Diberitakan sebelumnya, dugaan penyerobotan tanah terjadi di atas lahan milik Paima Simatupang yang dibuktikan dengan sertifikat nomor M 552 seluas 15.462 meter persegi. AMSUB telah melakukan penelusuran terkait pembangunan jalan raya oleh Dinas Perumahan Rakyat dan Kawasan Permukiman Kota Pematangsiantar pada tahun 2016.
“Kami mendapatkan dokumen bahwa pembangunan tersebut dilakukan setelah proses ganti rugi.
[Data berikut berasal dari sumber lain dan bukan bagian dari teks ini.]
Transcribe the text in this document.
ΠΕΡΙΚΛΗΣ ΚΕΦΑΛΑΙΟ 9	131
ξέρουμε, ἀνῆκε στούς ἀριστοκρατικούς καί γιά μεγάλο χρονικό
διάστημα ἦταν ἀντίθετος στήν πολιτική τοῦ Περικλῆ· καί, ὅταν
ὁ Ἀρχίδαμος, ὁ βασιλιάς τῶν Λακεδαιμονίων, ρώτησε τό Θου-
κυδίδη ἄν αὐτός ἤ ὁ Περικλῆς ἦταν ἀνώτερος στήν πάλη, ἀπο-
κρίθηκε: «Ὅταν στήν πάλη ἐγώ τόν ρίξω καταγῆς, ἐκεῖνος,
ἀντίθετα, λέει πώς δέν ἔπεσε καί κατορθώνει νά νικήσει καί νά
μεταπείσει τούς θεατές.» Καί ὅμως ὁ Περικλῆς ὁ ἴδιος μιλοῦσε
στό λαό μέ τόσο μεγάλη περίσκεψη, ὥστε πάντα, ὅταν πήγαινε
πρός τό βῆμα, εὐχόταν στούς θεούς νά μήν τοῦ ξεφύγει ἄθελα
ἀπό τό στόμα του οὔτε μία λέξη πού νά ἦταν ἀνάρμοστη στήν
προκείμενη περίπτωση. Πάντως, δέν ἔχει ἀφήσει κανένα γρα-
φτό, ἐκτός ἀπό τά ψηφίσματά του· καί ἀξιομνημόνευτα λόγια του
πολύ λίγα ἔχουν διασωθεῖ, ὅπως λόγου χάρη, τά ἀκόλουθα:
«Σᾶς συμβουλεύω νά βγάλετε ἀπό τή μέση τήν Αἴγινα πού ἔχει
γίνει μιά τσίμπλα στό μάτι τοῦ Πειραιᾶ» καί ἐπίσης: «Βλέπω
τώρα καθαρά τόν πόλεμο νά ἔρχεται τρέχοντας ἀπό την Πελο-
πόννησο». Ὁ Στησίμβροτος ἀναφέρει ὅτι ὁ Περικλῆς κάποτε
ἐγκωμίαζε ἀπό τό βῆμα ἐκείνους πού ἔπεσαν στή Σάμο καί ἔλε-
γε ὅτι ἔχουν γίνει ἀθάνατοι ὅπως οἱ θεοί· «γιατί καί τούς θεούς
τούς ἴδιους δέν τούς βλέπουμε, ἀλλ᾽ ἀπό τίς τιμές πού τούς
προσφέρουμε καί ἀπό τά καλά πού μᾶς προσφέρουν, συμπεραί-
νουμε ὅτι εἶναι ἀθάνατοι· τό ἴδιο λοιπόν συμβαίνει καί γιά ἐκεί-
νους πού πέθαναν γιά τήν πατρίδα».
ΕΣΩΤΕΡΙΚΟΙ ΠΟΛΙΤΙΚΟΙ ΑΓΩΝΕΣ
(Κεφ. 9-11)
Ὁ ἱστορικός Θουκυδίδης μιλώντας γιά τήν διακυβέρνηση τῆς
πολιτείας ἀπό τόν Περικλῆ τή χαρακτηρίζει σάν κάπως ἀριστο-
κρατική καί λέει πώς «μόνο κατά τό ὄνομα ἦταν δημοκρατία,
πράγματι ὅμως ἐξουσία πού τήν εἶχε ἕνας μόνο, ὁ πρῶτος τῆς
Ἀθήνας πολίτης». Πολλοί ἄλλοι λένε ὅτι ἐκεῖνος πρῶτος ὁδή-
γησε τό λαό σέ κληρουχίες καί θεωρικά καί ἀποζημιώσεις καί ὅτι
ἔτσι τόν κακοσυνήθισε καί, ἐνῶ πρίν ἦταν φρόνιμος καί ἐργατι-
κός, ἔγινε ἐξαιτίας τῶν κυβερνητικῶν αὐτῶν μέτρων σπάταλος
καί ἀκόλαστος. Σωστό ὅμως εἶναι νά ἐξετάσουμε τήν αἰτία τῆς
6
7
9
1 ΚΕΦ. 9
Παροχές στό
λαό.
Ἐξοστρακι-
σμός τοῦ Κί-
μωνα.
Ironisnya ganti rugi diberikan kepada seseorang bermarga Panjaitan yang tidak mempunyai hak atas lahan tersebut. Ada kami temukan 2 mata anggaran terkait pengadaan lahan tersebut yakni sebesar Rp 11,7 juta dan Rp 102,8 juta. Nah, kok bisa ganti rugi tanah klien kami diberikan kepada orang lain?,” ujar Apri.
Pada sisi lain kata Apri, mereka juga telah mengadukan hal ini ke Polda Sumatera Utara. Karena mereka menilai ada perbuatan pidana terkait penyerobotan lahan yang didukung dengan bukti-bukti dokumen yang sudah mereka kumpulkan.
“Artinya selain jalur politis, kami juga melakukan upaya hukum. Intinya kami ingin ada keadilan bagi klien kami,” demikian Apri Budi.